A-,一个扎马尾的女生,冰系烬语,全场第一个A级,引来一片惊叹。
C+,一个戴牙套的男生,看着有点沮丧,但很快就被周围的人安慰了。
B,B-,C+,A-,B+……
评级在A-到C+之间波动,没有F,没有S。
每测试完一个,顾砚秋都会在手中的平板上记录什么,表情始终平淡,看不出满意还是不满意。
新生的队伍越来越短。
林野站在最后面,手心全是汗。
他想起那面镜子让整栋楼跳闸的事。想起陆沉渊说的“ERROR”。想起那行“留着他,或者杀了他”。
他在害怕什么?
怕自己太强,还是太弱?
他不知道。
他只知道,当倒数第二个新生测试完毕、所有人的目光都落在他身上的时候,他的腿有点软。
“最后一个。”顾砚秋看着他,“林野。”
林野走出来。
这段路很短,短到只有十几步。但他觉得走了很久,久到足够他把过去十八年的人生全部回忆一遍。
所有灰暗的、透明的、无人在意的日子。
所有沉默的、孤独的、不被看见的瞬间。
所有他以为会改变、但从未改变过的绝望。
他走到门前。
黑色的门扉倒映出他的脸。苍白的,年轻的,不安的,但眼睛里有一点点他不知道的光。
不是因为勇敢。
是因为没有退路了。
林野把手按在门上。
一开始,什么都没有。
没有光,没有文字,没有任何反应。就像你把一块石头按在一面墙上,石头还是石头,墙还是墙,互不相干。
人群中有人小声说:“F级吧?”
另一个人说:“不是说他连评级都没有,是ERROR吗?假的吧。”
“我就说嘛,怎么可能有ERROR,那都是传说……”
话音未落。
门亮了。
不是亮了一片。
是整扇门。
从林野的手掌开始,银白色的光像决堤的洪水一样倾泻而出,瞬间覆盖了整面黑色门扉。
那光芒刺目得让人睁不开眼,照亮了整个地下空间,照亮了每一张震惊的脸,照亮了顾砚秋难得露出波澜的眼睛。
光芒越来越亮。
然后文字出现了。
不是在一片区域,而是在整扇门上。
密密麻麻的文字,一行接一行,一层叠一层,像是有无数只手在同时书写。
那些文字在燃烧,在跳动,在尖叫,虽然文字不会尖叫,但林野觉得它们在尖叫,用无声的方式,像极致的痛苦被压制成沉默。
第一行字是烬语,自动翻译后是:
血脉浓度:不可测
然后是第二行:
烬语潜质:全系·无上限
第三行出现的时候,顾砚秋的表情变了。
烬蚀风险评估:
没有数据。
不是因为风险低,而是因为……
第四行字浮出来:
该烬裔的烬蚀速度,超出本系统计算上限。
建议评级:S+
附加备注:立即上报最高议会。
门上的文字开始疯狂跳动,像电脑死机前的最后挣扎。
那些银白色的光芒开始闪烁,忽明忽暗,频率越来越快,像心跳过速的人濒临死亡。
然后门发出了声音。
不是人声,不是机械声,是一种低沉的、像大地开裂一样的轰鸣。
那声音从门深处传来,从墙壁传来,从脚下的大地传来,震得所有人胸口发闷,震得天花板开始掉灰。
顾砚秋猛地冲过来,一把抓住林野的手腕,把他的手从门上扯开。
光芒瞬间消失。
门重归漆黑。
一切安静下来。
安静得像什么都没有发生过。
只有天花板上的灰尘还在缓缓飘落,证明刚才的一切不是幻觉。
顾砚秋抓着林野的手腕没有松开。林野低头看见老院长的手在抖,这个活了近百年的老人,这个见过无数大风大浪的战士,手在发抖。
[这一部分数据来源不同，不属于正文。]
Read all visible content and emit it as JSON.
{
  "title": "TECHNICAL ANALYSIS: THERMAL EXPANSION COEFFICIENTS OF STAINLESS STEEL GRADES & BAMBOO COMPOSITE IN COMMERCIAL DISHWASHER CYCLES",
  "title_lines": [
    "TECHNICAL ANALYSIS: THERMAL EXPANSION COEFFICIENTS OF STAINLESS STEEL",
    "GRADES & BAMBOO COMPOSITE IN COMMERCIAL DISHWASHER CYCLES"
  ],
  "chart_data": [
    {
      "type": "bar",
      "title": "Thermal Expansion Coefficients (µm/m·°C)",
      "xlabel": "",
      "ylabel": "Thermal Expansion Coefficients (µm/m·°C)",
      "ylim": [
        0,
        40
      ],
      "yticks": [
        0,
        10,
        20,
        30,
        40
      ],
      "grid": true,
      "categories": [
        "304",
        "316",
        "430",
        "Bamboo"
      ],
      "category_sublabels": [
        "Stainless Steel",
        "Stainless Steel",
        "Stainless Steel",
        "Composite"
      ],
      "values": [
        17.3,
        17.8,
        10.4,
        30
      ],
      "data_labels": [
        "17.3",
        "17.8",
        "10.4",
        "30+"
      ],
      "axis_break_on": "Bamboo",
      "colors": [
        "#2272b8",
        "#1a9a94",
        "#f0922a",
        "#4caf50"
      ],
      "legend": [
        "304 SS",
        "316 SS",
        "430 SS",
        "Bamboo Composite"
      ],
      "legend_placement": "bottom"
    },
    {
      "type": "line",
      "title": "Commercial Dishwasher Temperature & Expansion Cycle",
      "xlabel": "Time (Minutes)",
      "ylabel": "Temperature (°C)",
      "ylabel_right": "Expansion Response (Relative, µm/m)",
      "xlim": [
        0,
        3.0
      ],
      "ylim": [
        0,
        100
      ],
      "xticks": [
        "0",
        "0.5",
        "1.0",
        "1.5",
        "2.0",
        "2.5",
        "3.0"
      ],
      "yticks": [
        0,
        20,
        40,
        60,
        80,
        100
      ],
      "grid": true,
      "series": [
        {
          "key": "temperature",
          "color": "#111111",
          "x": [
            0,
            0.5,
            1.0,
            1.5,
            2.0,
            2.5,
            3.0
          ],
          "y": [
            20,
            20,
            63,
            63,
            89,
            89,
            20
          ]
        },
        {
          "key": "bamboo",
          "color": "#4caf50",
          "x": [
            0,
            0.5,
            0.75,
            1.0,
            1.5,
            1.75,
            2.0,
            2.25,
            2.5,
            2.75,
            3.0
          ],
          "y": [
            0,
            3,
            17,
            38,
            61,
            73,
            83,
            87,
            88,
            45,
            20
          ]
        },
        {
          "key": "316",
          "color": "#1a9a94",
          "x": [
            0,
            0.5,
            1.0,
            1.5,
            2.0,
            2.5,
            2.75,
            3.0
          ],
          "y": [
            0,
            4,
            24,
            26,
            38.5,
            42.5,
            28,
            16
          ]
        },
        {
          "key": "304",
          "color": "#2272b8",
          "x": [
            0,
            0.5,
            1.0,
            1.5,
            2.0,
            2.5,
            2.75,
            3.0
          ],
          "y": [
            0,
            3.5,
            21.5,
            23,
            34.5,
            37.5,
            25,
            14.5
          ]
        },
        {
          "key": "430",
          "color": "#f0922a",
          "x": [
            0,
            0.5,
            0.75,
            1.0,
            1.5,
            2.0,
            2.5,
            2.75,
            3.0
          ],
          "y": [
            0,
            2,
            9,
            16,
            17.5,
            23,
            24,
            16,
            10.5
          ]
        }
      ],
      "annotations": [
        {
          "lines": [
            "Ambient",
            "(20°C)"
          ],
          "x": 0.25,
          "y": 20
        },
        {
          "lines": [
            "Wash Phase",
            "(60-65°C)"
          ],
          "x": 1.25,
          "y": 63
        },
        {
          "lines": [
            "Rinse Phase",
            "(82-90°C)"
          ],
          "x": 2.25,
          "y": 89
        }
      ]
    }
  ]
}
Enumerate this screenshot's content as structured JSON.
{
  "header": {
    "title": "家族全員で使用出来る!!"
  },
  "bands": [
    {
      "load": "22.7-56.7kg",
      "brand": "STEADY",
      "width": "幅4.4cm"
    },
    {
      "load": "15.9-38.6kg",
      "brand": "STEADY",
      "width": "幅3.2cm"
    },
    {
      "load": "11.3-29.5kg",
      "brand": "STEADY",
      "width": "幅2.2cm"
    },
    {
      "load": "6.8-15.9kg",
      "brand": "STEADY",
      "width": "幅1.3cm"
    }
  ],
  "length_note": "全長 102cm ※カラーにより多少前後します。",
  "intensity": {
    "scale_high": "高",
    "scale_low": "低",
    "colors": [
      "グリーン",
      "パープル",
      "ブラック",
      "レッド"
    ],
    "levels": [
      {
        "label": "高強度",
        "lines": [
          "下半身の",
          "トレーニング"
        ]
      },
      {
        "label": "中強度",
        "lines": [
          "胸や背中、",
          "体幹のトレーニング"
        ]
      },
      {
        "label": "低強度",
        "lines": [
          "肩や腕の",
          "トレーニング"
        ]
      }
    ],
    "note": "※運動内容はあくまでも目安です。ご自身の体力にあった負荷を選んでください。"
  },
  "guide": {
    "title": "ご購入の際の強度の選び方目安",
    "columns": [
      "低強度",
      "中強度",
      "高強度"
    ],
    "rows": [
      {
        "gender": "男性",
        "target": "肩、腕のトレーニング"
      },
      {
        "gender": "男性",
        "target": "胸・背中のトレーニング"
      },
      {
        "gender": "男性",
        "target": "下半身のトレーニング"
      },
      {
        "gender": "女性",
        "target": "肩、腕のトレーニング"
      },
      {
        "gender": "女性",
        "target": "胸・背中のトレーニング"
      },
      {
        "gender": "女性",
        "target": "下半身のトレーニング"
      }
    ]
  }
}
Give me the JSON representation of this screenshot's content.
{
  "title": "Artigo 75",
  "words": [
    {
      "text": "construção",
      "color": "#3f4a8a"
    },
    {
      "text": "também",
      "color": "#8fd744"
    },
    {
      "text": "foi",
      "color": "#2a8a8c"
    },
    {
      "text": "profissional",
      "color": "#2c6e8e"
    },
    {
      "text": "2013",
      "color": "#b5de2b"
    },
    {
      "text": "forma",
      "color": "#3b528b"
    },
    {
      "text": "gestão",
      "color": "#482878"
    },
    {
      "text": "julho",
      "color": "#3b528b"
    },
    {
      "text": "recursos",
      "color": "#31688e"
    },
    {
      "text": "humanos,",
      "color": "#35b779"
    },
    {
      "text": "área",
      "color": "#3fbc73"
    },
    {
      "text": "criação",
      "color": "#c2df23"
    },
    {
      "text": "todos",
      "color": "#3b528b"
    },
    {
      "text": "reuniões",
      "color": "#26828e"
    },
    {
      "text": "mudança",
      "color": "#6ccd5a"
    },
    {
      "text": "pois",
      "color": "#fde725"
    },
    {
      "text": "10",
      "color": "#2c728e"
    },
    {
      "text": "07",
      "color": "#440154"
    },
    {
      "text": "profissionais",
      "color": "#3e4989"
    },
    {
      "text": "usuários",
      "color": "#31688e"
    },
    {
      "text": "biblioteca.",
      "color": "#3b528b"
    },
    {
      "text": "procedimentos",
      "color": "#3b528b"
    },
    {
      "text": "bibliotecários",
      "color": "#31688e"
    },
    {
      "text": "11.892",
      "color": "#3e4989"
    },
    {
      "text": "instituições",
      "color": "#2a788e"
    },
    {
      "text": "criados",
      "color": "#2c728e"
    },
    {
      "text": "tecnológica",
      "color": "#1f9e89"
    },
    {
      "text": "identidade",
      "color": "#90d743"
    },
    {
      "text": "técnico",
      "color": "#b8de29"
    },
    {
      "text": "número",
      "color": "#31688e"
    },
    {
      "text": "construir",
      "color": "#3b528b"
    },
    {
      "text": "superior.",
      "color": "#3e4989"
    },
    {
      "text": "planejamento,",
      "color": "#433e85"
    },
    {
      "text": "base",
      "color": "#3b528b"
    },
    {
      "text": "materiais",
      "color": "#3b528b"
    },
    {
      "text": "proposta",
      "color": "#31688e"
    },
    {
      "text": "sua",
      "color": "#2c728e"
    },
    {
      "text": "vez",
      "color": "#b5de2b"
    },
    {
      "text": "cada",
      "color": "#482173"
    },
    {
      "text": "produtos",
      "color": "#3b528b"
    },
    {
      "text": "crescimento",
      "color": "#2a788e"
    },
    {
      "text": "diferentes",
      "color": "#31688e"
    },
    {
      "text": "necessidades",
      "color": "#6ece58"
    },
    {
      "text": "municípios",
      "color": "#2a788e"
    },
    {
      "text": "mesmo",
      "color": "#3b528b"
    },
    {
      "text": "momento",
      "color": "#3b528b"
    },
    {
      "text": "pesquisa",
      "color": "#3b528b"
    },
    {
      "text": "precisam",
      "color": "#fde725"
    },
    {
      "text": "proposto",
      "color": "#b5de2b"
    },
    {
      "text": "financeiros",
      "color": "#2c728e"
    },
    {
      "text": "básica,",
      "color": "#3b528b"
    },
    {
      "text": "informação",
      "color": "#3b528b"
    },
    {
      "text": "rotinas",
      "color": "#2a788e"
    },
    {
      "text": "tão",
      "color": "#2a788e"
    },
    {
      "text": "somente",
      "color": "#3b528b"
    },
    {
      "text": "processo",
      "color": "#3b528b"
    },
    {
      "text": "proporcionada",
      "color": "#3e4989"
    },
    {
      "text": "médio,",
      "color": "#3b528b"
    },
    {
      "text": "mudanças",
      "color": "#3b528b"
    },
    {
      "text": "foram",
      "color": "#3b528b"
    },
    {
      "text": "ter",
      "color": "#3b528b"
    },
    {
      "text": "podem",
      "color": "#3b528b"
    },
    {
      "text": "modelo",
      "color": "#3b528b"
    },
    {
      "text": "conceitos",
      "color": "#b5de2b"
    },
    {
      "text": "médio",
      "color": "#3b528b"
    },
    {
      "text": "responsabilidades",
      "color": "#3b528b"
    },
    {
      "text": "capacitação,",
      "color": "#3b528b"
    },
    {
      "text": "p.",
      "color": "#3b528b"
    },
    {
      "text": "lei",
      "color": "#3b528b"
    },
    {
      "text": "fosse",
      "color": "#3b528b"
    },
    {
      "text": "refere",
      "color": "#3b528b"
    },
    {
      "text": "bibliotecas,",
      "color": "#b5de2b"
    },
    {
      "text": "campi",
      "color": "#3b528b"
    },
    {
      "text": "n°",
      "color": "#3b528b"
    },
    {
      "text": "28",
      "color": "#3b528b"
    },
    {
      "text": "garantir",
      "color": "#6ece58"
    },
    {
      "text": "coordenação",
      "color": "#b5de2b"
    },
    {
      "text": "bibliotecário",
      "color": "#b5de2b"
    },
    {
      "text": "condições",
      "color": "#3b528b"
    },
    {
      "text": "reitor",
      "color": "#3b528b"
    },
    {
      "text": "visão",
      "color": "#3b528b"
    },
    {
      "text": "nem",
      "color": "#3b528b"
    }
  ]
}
“你……”顾砚秋的声音有点哑,“你知道你做了什么吗?”
林野摇头。
“你刚才不是触发了测试系统。”顾砚秋松开他的手腕,深吸一口气,声音恢复了平静,但那双眼睛里的波澜还没有平息,“你是触发了门的防御机制。”
“防御机制?”林野没听懂。
“这扇门不只是测试仪。”顾砚秋说,“它也是封印。”
“封印什么东西?”
顾砚秋没有回答。
他看着林野,看了很久。
然后他说了一句让在场所有人都倒吸一口凉气的话。
“你体内封印着的东西,比这扇门后封印的东西,更古老,更危险。”
“林野,你不是普通的烬裔。”
“你是——”
他顿住了。
钟楼的钟声突然响起。
七下,每一下都像锤子敲在胸口。
钟声落定之后,顾砚秋的表情已经完全恢复了平静,像什么都没发生过一样。他转身面对所有人,声音平稳得像在念课文。
“今天的测试到此结束。评级结果会在今晚发到各位的终端上。散了吧。”
人群开始骚动。
有人还在窃窃私语,有人拿手机拍门,但拍出来的照片全是黑的,什么也看不见。
那个B+的男生看了林野一眼,眼神复杂,像是在看一个不该存在的东西。
林野站在原地,手还在抖。
不是害怕。
是一种他从未体验过的、汹涌的、几乎要把他淹没的情绪。
他说不清那是什么。
但他知道,从今天起,他再也不是透明人了。
顾砚秋从他身边走过,低声说了一句。
“今晚八点,来我办公室。”
“带上你的手。”
林野低头看了看自己的右手。
手背上那些银白色的纹路又出现了。
这一次,它们没有消失。
它们在发光。
在所有人面前。
在所有人都看见他的那一刻。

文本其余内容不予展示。